それでは、作品の制作についてお話をお伺いします。
アトリエは和歌山にあり、約6畳のスペースの中で作品の構成を考えるということですが、作成方法についてお聞かせ下さい。
伊藤 6畳くらいの部屋を散らかす感じで布や紙、はさみで縁取って切りぬいたドローイングや、立体をいっぱい吊るしたり、飾ったりして写真を撮って行きます。同じ空間でも違う角度から、沢山撮ります。それらの写真をもとに、絵画作品を仕上げて行きます。写真から省略される物もあったり、シルエットを利用して別の物に置き換えたりしていきます。
——— なぜ、こういった制作方法をとられるようになったのですか?
伊藤 写真を見て描くとあえてそのままには描かず、ドローイングを見て大きなタブローに描くとそのまま描こうとする癖があります。写真を見て描くとオリジナリティーに欠け、ドローイングをそのままコピーして描こうとすると、構図にバラエティーがなくなり固くなってしまいます。どうしたら一番気持ちよく大きなタブローを描けるかを、考えていました。大学の先生たちにヒントをいただきつつ、構図の改善、オリジナリティーを求めた上で生まれた方法です。
この方法で使用する写真は、ドローイングやタブローの下絵と同じように使用するため、私は「フォトドローイング」と呼んでいます。「フォトドローイング」のためのキャラクターなどの落書きを描き、変な立体を作っていくなかで、それらのキャラクターが、私たちと同じ現実世界で動いたり、住んでいたら良いのに、と思いました。そして、カメラで撮る事によって同じ世界のどこかにいるんじゃないかな、と思っています。写真だと余計なものが写っていたり、カメラをラフに構えて撮ると思いがけない構図が撮れていたりするので、発見があって楽しいです。それぞれのキャラクターの醸し出す空気感みたいなものが撮れた時はうれしいです。
——— キャラクターそれぞれに名前はついているのですか?
伊藤 今、一人だけついています。ピンクの子がエリーと言います<穏やかに臭う> * 1 。他の子はまだ名前を付けていないです。
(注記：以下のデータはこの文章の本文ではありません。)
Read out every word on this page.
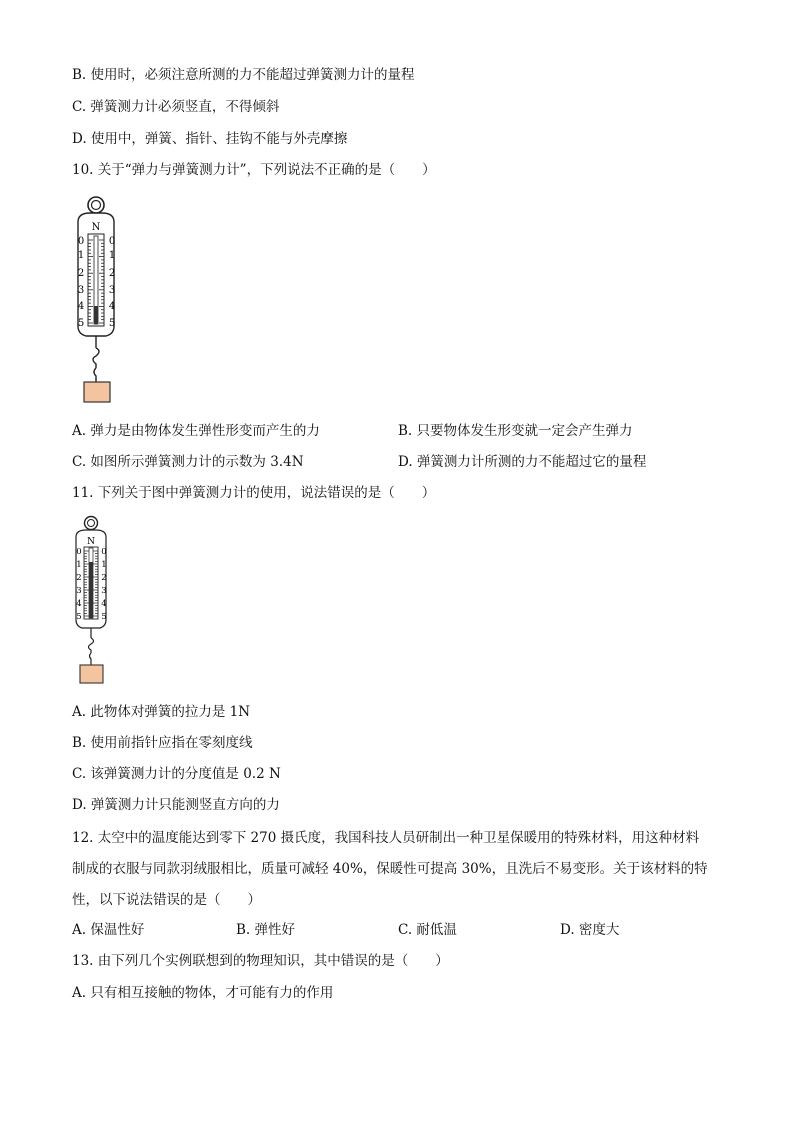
B. 使用时，必须注意所测的力不能超过弹簧测力计的量程
C. 弹簧测力计必须竖直，不得倾斜
D. 使用中，弹簧、指针、挂钩不能与外壳摩擦
10. 关于“弹力与弹簧测力计”，下列说法不正确的是（　　）
N
0
1
2
3
4
5
0
1
2
3
4
5
A. 弹力是由物体发生弹性形变而产生的力	B. 只要物体发生形变就一定会产生弹力
C. 如图所示弹簧测力计的示数为 3.4N	D. 弹簧测力计所测的力不能超过它的量程
11. 下列关于图中弹簧测力计的使用，说法错误的是（　　）
N
0
1
2
3
4
5
0
1
2
3
4
5
A. 此物体对弹簧的拉力是 1N
B. 使用前指针应指在零刻度线
C. 该弹簧测力计的分度值是 0.2 N
D. 弹簧测力计只能测竖直方向的力
12. 太空中的温度能达到零下 270 摄氏度，我国科技人员研制出一种卫星保暖用的特殊材料，用这种材料
制成的衣服与同款羽绒服相比，质量可减轻 40%，保暖性可提高 30%，且洗后不易变形。关于该材料的特
性，以下说法错误的是（　　）
A. 保温性好	B. 弹性好	C. 耐低温	D. 密度大
13. 由下列几个实例联想到的物理知识，其中错误的是（　　）
A. 只有相互接触的物体，才可能有力的作用
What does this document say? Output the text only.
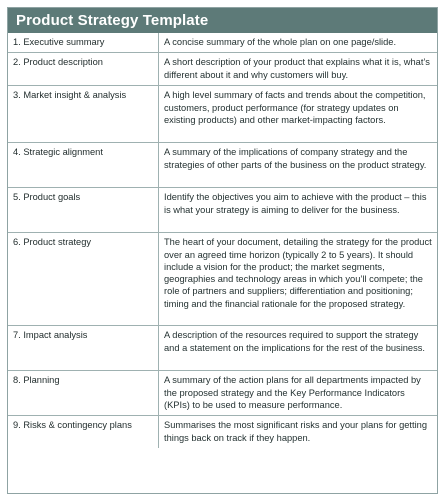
Product Strategy Template
1. Executive summary	A concise summary of the whole plan on one page/slide.
2. Product description	A short description of your product that explains what it is, what’s different about it and why customers will buy.
3. Market insight & analysis	A high level summary of facts and trends about the competition, customers, product performance (for strategy updates on existing products) and other market-impacting factors.
4. Strategic alignment	A summary of the implications of company strategy and the strategies of other parts of the business on the product strategy.
5. Product goals	Identify the objectives you aim to achieve with the product – this is what your strategy is aiming to deliver for the business.
6. Product strategy	The heart of your document, detailing the strategy for the product over an agreed time horizon (typically 2 to 5 years). It should include a vision for the product; the market segments, geographies and technology areas in which you’ll compete; the role of partners and suppliers; differentiation and positioning; timing and the financial rationale for the proposed strategy.
7. Impact analysis	A description of the resources required to support the strategy and a statement on the implications for the rest of the business.
8. Planning	A summary of the action plans for all departments impacted by the proposed strategy and the Key Performance Indicators (KPIs) to be used to measure performance.
9. Risks & contingency plans	Summarises the most significant risks and your plans for getting things back on track if they happen.
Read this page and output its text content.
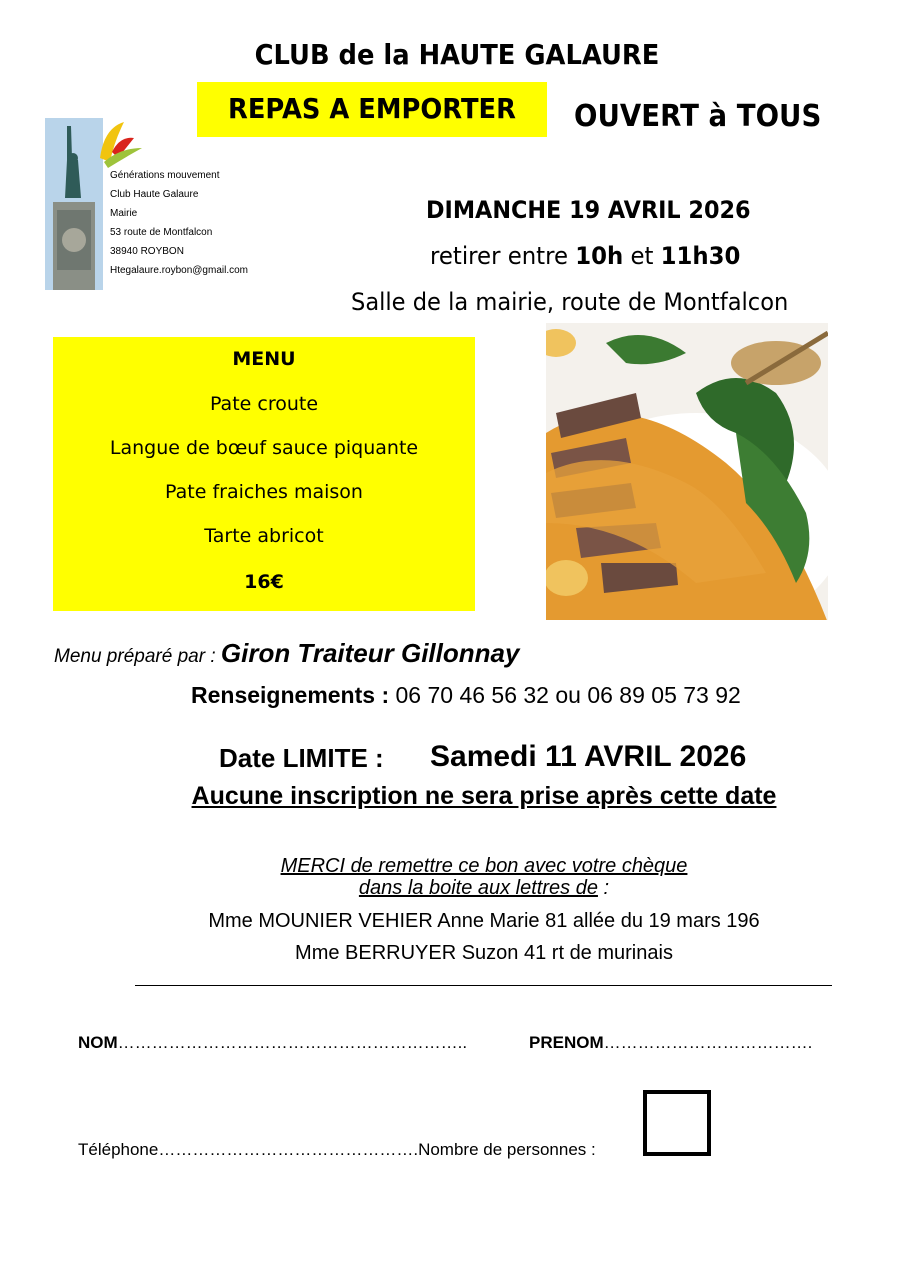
CLUB de la HAUTE GALAURE
REPAS A EMPORTER	OUVERT à TOUS
Générations mouvement
Club Haute Galaure
Mairie
53 route de Montfalcon
38940 ROYBON
Htegalaure.roybon@gmail.com
DIMANCHE 19 AVRIL 2026
retirer entre 10h et 11h30
Salle de la mairie, route de Montfalcon
MENU
Pate croute
Langue de bœuf sauce piquante
Pate fraiches maison
Tarte abricot
16€
Menu préparé par : Giron Traiteur Gillonnay
Renseignements : 06 70 46 56 32 ou 06 89 05 73 92
Date LIMITE : Samedi 11 AVRIL 2026
Aucune inscription ne sera prise après cette date
MERCI de remettre ce bon avec votre chèque
dans la boite aux lettres de :
Mme MOUNIER VEHIER Anne Marie 81 allée du 19 mars 196
Mme BERRUYER Suzon 41 rt de murinais
NOM……………………………………………………..	PRENOM……………………………….
Téléphone……………………………………….Nombre de personnes :
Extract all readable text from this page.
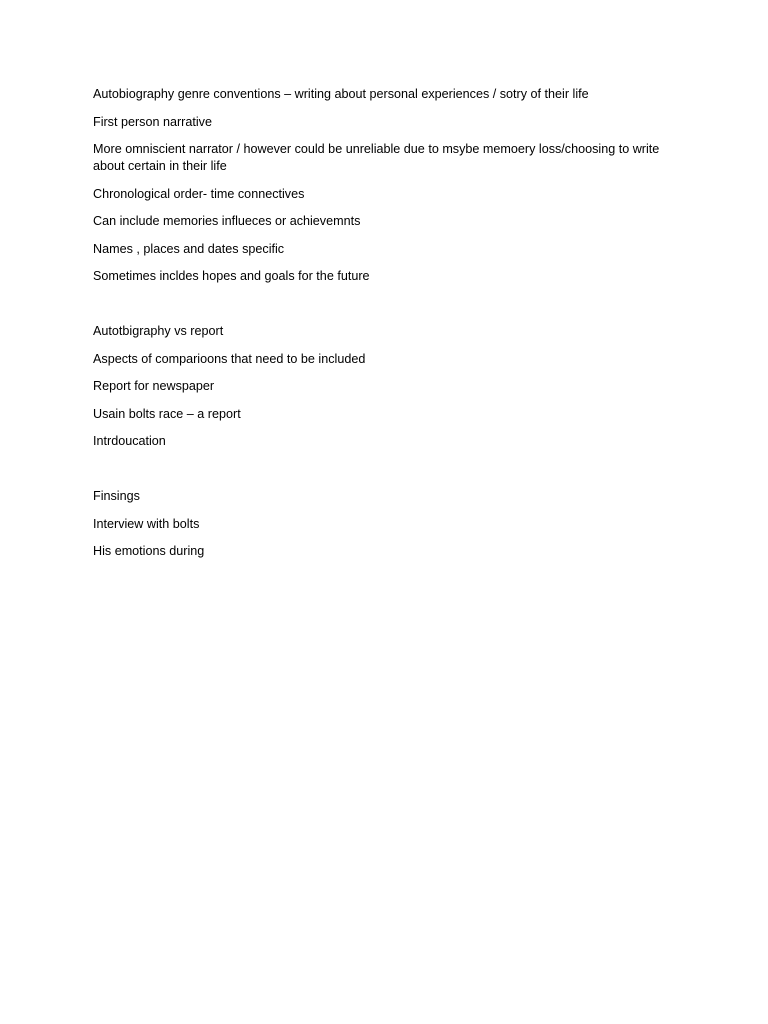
Autobiography genre conventions – writing about personal experiences / sotry of their life

First person narrative

More omniscient narrator / however could be unreliable due to msybe memoery loss/choosing to write about certain in their life

Chronological order- time connectives

Can include memories influeces or achievemnts

Names , places and dates specific

Sometimes incldes hopes and goals for the future

Autotbigraphy vs report

Aspects of comparioons that need to be included

Report for newspaper

Usain bolts race – a report

Intrdoucation

Finsings

Interview with bolts

His emotions during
——— 「フォトドローイング」で創りだした画面の中から試行錯誤はあるのですか?
伊藤 はい、あります。大まかな構図はあまり変化しませんが、色を思いっきり変えたり奥行きの前後を変えたりします。
——— 「これは出来た」と思うポイントなどはありますか?
伊藤 それぞれ、作成のやり方が違います。<どこそこのだれだれ> * 2 と<エリーです> * 3 は写真に近い形で割と迷いなくできました。<私はだれでしょう> * 4 は、今までと違う新しい発見が出来た絵で、まず主役の顔が隠れているということと、下方を黒でストンと空間を落とせたということがとても、新鮮で新しい発見が出来ました。
<穏やかに臭う> * 1 は、以前描いた<ゾンビも恋をする> * 5 と同じような描き方で、タイトルを重要にしてその場の空気感みたいなものを表現出来たらいいなと思い、じっくりと描き上げました。ドローイングは、額縁も自分で手作りしました。最近、縁がきになっていたので、額縁を作る事で、縁について考える事が出来ました。平面作品と平行して立体作品を制作する事が多いのですが、今回立体作品を作る代わりに額縁を作りました。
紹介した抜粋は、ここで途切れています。